Split Samples in Time Series

Split Samples in Time Series#

Simulated Dataset:

We generate 100 customers, each with data over 24 months.
The dataset includes two random features (feature_1 and feature_2), and a binary default outcome, with a default rate of 20%.

Rolling-Window Cross-Validation (recommended for R&D):

We use TimeSeriesSplit from sklearn.model_selection, which ensures that earlier months are used for training and later months for testing.
The training and testing sets “roll” forward as you move through the data.

Expanding Window Cross-Validation (for production purpose):

In the expanding window approach, the training set grows as more data becomes available.
We define a function expanding_window_split that expands the training set window while testing on the next available step.

Model:

We use a RandomForestClassifier for demonstration, though you can replace this with any model.

Accuracy Calculation:

The accuracy of the model for each fold is printed out for both rolling-window and expanding window cross-validation.

import pandas as pd
import numpy as np
from sklearn.model_selection import TimeSeriesSplit
from sklearn.ensemble import RandomForestClassifier
from sklearn.metrics import accuracy_score

# Simulate example dataset
np.random.seed(42)

# Parameters for the simulation
n_customers = 100
n_months = 24

# Create a DataFrame for customers across months
customer_ids = np.repeat(np.arange(1, n_customers + 1), n_months)
months = np.tile(np.arange(1, n_months + 1), n_customers)
default = np.random.binomial(1, 0.2, n_customers * n_months)  # 20% default rate

# Simulate some features (you can add more complex features)
feature_1 = np.random.randn(n_customers * n_months)  # Random feature
feature_2 = np.random.randn(n_customers * n_months)  # Another random feature

# Create the DataFrame
df = pd.DataFrame({
    'customer_id': customer_ids,
    'month': months,
    'feature_1': feature_1,
    'feature_2': feature_2,
    'default': default
})

# Sort by customer_id and month to maintain temporal order
df = df.sort_values(by=['customer_id', 'month'])

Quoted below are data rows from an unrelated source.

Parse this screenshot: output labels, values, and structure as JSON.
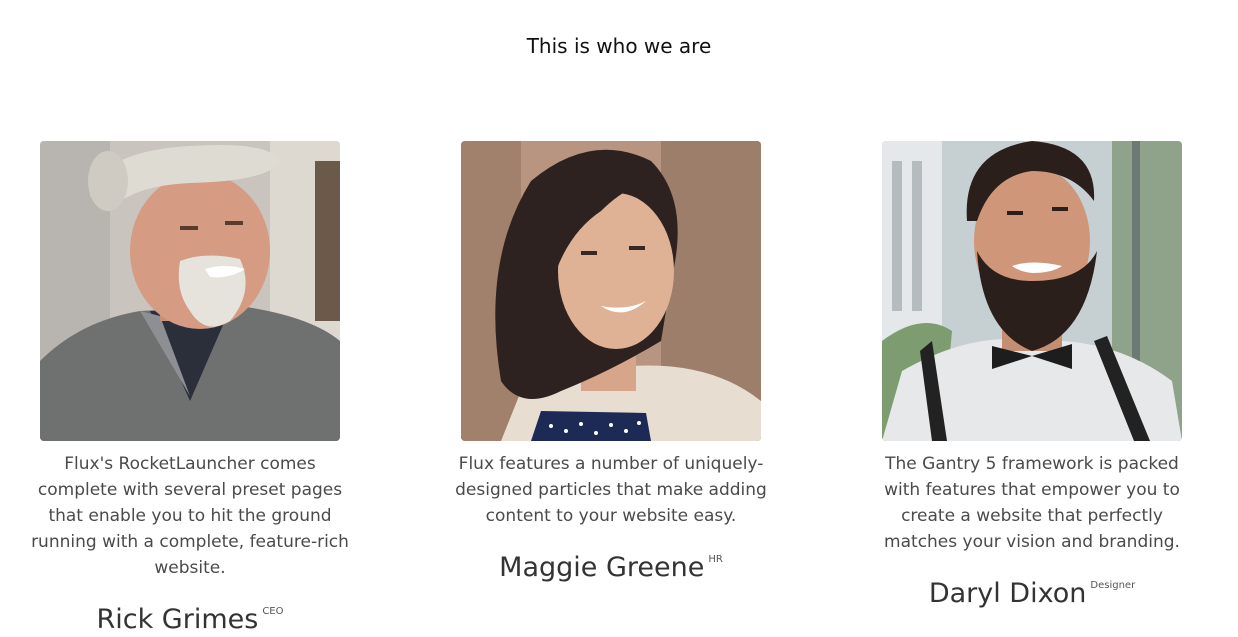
{
  "section": {
    "title": "This is who we are"
  },
  "team": [
    {
      "description": "Flux's RocketLauncher comes complete with several preset pages that enable you to hit the ground running with a complete, feature-rich website.",
      "name": "Rick Grimes",
      "role": "CEO"
    },
    {
      "description": "Flux features a number of uniquely-designed particles that make adding content to your website easy.",
      "name": "Maggie Greene",
      "role": "HR"
    },
    {
      "description": "The Gantry 5 framework is packed with features that empower you to create a website that perfectly matches your vision and branding.",
      "name": "Daryl Dixon",
      "role": "Designer"
    }
  ]
}
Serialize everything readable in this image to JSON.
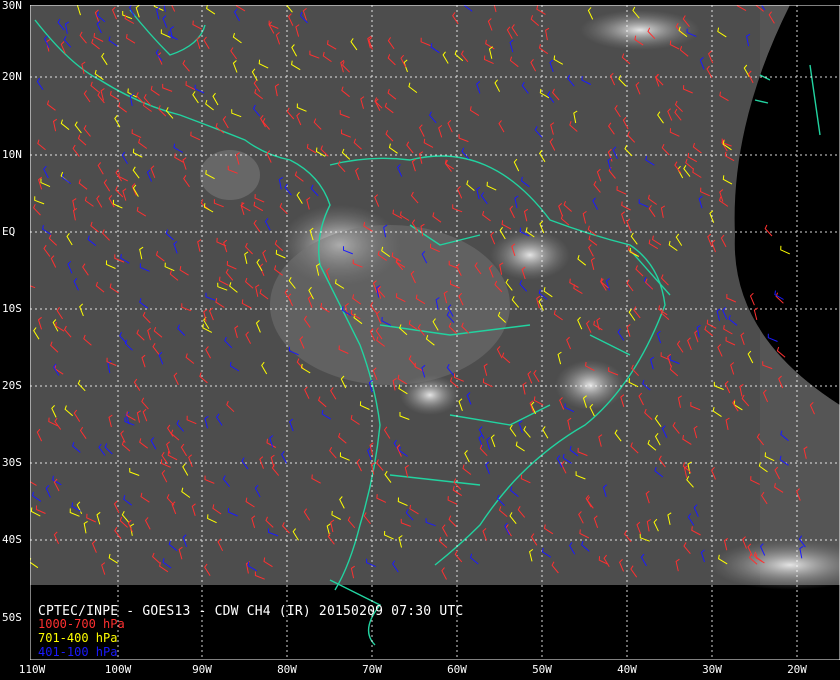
{
  "caption": "CPTEC/INPE - GOES13 - CDW CH4 (IR) 20150209 07:30 UTC",
  "legend": [
    {
      "label": "1000-700 hPa",
      "color": "#ff3030"
    },
    {
      "label": "701-400 hPa",
      "color": "#ffff00"
    },
    {
      "label": "401-100 hPa",
      "color": "#1a1aff"
    }
  ],
  "lat_labels": [
    "30N",
    "20N",
    "10N",
    "EQ",
    "10S",
    "20S",
    "30S",
    "40S",
    "50S"
  ],
  "lon_labels": [
    "110W",
    "100W",
    "90W",
    "80W",
    "70W",
    "60W",
    "50W",
    "40W",
    "30W",
    "20W"
  ],
  "colors": {
    "coastline": "#22d3a0",
    "grid": "#ffffff",
    "background": "#000000"
  }
}
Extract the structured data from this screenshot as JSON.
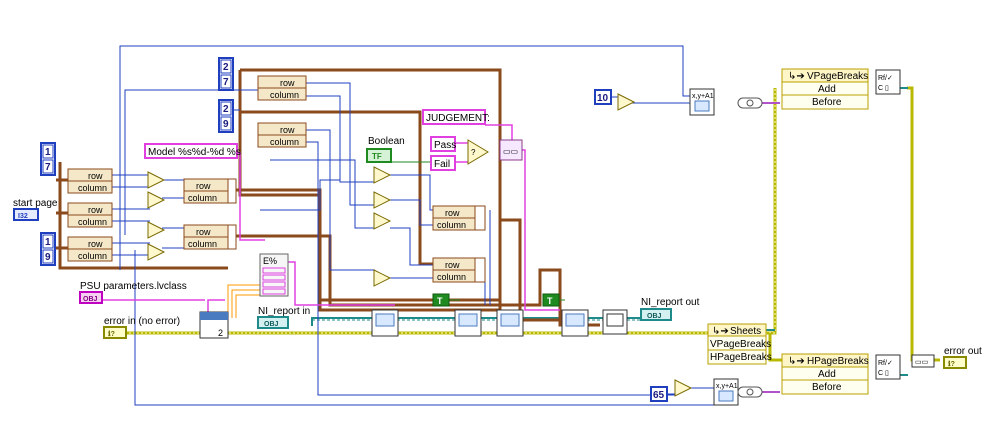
{
  "labels": {
    "start_page": "start page",
    "psu_class": "PSU parameters.lvclass",
    "error_in": "error in (no error)",
    "ni_report_in": "NI_report in",
    "ni_report_out": "NI_report out",
    "error_out": "error out",
    "boolean": "Boolean",
    "judgement": "JUDGEMENT:",
    "pass": "Pass",
    "fail": "Fail",
    "model_format": "Model %s%d-%d %s"
  },
  "constants": {
    "c2": "2",
    "c7": "7",
    "c9": "9",
    "c1": "1",
    "c10": "10",
    "c65": "65",
    "index2": "2"
  },
  "cluster": {
    "row": "row",
    "column": "column"
  },
  "property_nodes": {
    "vpagebreaks": "VPageBreaks",
    "hpagebreaks": "HPageBreaks",
    "add": "Add",
    "before": "Before",
    "sheets": "Sheets",
    "vpagebreaks_item": "VPageBreaks",
    "hpagebreaks_item": "HPageBreaks"
  },
  "terminals": {
    "obj": "OBJ",
    "i32": "I32",
    "tf": "TF",
    "t": "T"
  },
  "colors": {
    "cluster_wire": "#8b4a1c",
    "int_wire": "#1f3fbf",
    "string_wire": "#e040e0",
    "bool_wire": "#1f8a1f",
    "refnum_wire": "#1f8a8a",
    "error_wire": "#c8c800"
  }
}
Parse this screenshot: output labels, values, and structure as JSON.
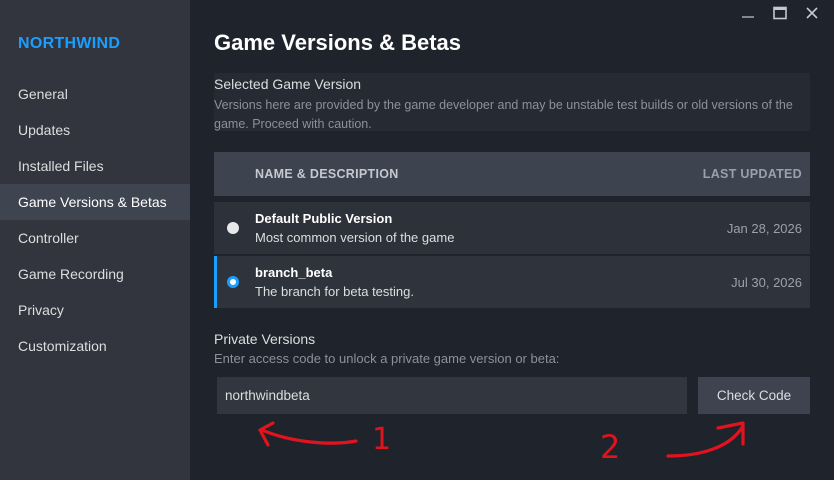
{
  "sidebar": {
    "brand": "NORTHWIND",
    "items": [
      {
        "label": "General"
      },
      {
        "label": "Updates"
      },
      {
        "label": "Installed Files"
      },
      {
        "label": "Game Versions & Betas"
      },
      {
        "label": "Controller"
      },
      {
        "label": "Game Recording"
      },
      {
        "label": "Privacy"
      },
      {
        "label": "Customization"
      }
    ],
    "active_index": 3
  },
  "window": {
    "controls": [
      "minimize-icon",
      "maximize-icon",
      "close-icon"
    ]
  },
  "page": {
    "title": "Game Versions & Betas"
  },
  "selected_version": {
    "title": "Selected Game Version",
    "description": "Versions here are provided by the game developer and may be unstable test builds or old versions of the game. Proceed with caution."
  },
  "versions_table": {
    "col_name": "NAME & DESCRIPTION",
    "col_updated": "LAST UPDATED",
    "rows": [
      {
        "name": "Default Public Version",
        "description": "Most common version of the game",
        "updated": "Jan 28, 2026",
        "selected": false
      },
      {
        "name": "branch_beta",
        "description": "The branch for beta testing.",
        "updated": "Jul 30, 2026",
        "selected": true
      }
    ]
  },
  "private_versions": {
    "title": "Private Versions",
    "description": "Enter access code to unlock a private game version or beta:",
    "input_value": "northwindbeta",
    "button_label": "Check Code"
  },
  "annotations": {
    "color": "#e0141e",
    "labels": [
      "1",
      "2"
    ]
  }
}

# Prepare features (X) and target (y)
X = df[['feature_1', 'feature_2']]
y = df['default']

# ---------------------------------
# Rolling-Window Cross-Validation
# ---------------------------------
print("Rolling-Window Cross-Validation:")
tscv = TimeSeriesSplit(n_splits=5)
model = RandomForestClassifier()  # Example model

# Cross-validation loop for rolling-window
for fold, (train_index, test_index) in enumerate(tscv.split(X), 1):
    X_train, X_test = X.iloc[train_index], X.iloc[test_index]
    y_train, y_test = y.iloc[train_index], y.iloc[test_index]

    # Fit the model on the training set
    model.fit(X_train, y_train)

    # Predict on the testing set
    y_pred = model.predict(X_test)

    # Evaluate the model
    accuracy = accuracy_score(y_test, y_pred)
    print(f'Fold {fold} Accuracy: {accuracy:.4f}')
print('End')

Rolling-Window Cross-Validation:
Fold 1 Accuracy: 0.7400

Fold 2 Accuracy: 0.7250

Fold 3 Accuracy: 0.7600

Fold 4 Accuracy: 0.7950

Fold 5 Accuracy: 0.7600
End